Re: Tuning caching of geofilt queries
Chris's response is quite good, and I have a couple things to add: 1. Since you can tolerate 1km slop, try defining the dynamic field *_coordinate as tfloat instead of tdouble. This will halve your memory requirements, but I'm not sure if it will be any faster -- it's worth a shot since you've already indicated that your requirements don't call for a double. Information I've read vary on exactly what is the accuracy of float vs double but at a kilometer there's no question a double is overkill. 2. Try my Solr 3.x spatial plugin called SOLR-2155 at github: https://github.com/dsmiley/SOLR-2155 It is very fast at filtering (even for circles) as indicated in this stackoverflow thread: http://stackoverflow.com/questions/11636376/solr-performance-on-ec2-for-geospatial-queries in which it destroys LatLonType in a big data speed test :-D. You should be happy to know that this technology is on its way into Solr 4, albeit not quite yet. Cheers, ~ David Smiley - Author: http://www.packtpub.com/apache-solr-3-enterprise-search-server/book -- View this message in context: http://lucene.472066.n3.nabble.com/Tuning-caching-of-geofilt-queries-tp3998975p4000525.html Sent from the Solr - User mailing list archive at Nabble.com.

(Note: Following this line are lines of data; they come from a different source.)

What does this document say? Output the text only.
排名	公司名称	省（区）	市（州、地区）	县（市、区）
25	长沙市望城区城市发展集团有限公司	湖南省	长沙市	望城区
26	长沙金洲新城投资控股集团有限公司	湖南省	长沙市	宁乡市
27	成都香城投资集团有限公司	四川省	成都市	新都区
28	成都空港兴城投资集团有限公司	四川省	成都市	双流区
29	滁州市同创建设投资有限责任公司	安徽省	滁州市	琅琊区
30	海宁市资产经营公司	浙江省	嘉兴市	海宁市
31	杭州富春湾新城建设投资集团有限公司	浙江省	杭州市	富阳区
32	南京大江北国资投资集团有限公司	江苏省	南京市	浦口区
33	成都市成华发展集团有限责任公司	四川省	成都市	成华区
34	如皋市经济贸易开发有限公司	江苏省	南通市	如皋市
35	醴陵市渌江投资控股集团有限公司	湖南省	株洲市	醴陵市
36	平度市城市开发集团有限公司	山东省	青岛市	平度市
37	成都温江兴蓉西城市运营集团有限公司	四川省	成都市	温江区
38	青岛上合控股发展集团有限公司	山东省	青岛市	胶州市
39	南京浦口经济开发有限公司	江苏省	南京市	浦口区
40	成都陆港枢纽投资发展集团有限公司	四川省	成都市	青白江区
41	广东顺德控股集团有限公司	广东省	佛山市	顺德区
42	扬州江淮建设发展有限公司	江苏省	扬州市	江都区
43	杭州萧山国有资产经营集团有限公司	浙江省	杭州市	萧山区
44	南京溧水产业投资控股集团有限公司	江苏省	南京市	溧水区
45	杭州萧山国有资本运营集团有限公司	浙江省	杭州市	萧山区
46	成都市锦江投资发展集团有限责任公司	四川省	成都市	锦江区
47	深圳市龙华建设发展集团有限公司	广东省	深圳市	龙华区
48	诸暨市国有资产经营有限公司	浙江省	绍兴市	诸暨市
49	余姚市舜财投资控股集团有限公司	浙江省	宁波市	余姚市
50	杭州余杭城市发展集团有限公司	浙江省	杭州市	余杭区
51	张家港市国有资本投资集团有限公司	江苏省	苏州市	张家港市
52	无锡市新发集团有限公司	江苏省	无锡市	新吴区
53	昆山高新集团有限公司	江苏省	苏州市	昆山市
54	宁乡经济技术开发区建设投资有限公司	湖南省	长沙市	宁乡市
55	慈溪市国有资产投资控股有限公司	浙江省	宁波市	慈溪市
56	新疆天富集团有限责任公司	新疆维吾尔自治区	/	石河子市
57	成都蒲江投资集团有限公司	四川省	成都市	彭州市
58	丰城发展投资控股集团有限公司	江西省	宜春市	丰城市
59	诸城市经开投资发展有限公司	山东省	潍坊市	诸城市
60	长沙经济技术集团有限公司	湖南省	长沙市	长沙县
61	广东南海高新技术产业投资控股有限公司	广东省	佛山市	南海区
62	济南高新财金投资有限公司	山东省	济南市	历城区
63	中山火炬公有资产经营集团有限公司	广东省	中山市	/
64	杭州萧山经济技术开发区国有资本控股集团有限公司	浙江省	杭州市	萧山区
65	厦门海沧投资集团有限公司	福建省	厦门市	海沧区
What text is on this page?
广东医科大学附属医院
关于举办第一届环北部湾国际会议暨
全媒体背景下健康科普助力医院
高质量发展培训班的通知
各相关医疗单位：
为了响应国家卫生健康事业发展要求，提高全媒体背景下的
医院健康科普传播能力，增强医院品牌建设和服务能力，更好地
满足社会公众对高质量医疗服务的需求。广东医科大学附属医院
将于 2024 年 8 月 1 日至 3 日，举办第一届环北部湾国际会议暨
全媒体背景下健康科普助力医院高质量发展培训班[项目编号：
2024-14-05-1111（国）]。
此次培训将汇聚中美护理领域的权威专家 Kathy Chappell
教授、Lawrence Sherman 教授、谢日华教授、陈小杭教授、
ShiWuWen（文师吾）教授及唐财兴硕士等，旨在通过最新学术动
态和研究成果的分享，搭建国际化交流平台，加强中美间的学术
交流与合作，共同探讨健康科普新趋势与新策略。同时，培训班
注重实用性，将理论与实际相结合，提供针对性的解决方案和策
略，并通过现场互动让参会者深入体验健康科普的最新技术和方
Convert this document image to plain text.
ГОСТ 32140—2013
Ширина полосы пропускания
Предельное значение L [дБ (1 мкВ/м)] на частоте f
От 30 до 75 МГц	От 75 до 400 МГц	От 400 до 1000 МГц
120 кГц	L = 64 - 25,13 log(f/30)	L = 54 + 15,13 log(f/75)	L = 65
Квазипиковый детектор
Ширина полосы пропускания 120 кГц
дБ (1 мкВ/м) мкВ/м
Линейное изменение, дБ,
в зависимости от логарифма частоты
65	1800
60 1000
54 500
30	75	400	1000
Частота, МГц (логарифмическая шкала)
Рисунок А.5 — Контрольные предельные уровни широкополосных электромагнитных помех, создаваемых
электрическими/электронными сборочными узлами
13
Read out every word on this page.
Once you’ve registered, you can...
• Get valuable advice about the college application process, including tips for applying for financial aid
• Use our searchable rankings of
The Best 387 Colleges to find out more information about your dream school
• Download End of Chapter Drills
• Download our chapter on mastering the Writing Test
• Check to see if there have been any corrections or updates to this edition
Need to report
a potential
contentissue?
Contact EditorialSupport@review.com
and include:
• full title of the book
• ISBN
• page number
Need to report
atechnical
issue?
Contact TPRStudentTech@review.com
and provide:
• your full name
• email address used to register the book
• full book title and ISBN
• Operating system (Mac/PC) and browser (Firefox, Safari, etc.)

Re: Tuning caching of geofilt queries
On Fri, Aug 10, 2012 at 1:47 PM, David Smiley (@MITRE.org) dsmi...@mitre.org wrote: Information I've read vary on exactly what is the accuracy of float vs double but at a kilometer there's no question a double is overkill. Back of the envelope: 23 mantissa bits + 1 implied bit == 24 effective mantissa bits in a 32 bit float. 40,000 km circumference / (2^24) = .0024 km (i.e. our resolution at the equator is 2.4m at best - there will be some lost unused space at the beginning and end of the +-180 number-line). Is that in line with what you've read? -Yonik http://lucidworks.com
Re: Tuning caching of geofilt queries
Yeah it is... I rather like this write-up: https://sites.google.com/site/trescopter/Home/concepts/required-precision-for-gps-calculations#TOC-Precision-of-Float-and-Double -- which also arrives at 2.37m worse case. Aside from RAM savings, I wonder if there is any noticeable performance difference for LatLonType. - Author: http://www.packtpub.com/apache-solr-3-enterprise-search-server/book -- View this message in context: http://lucene.472066.n3.nabble.com/Tuning-caching-of-geofilt-queries-tp3998975p4000534.html Sent from the Solr - User mailing list archive at Nabble.com.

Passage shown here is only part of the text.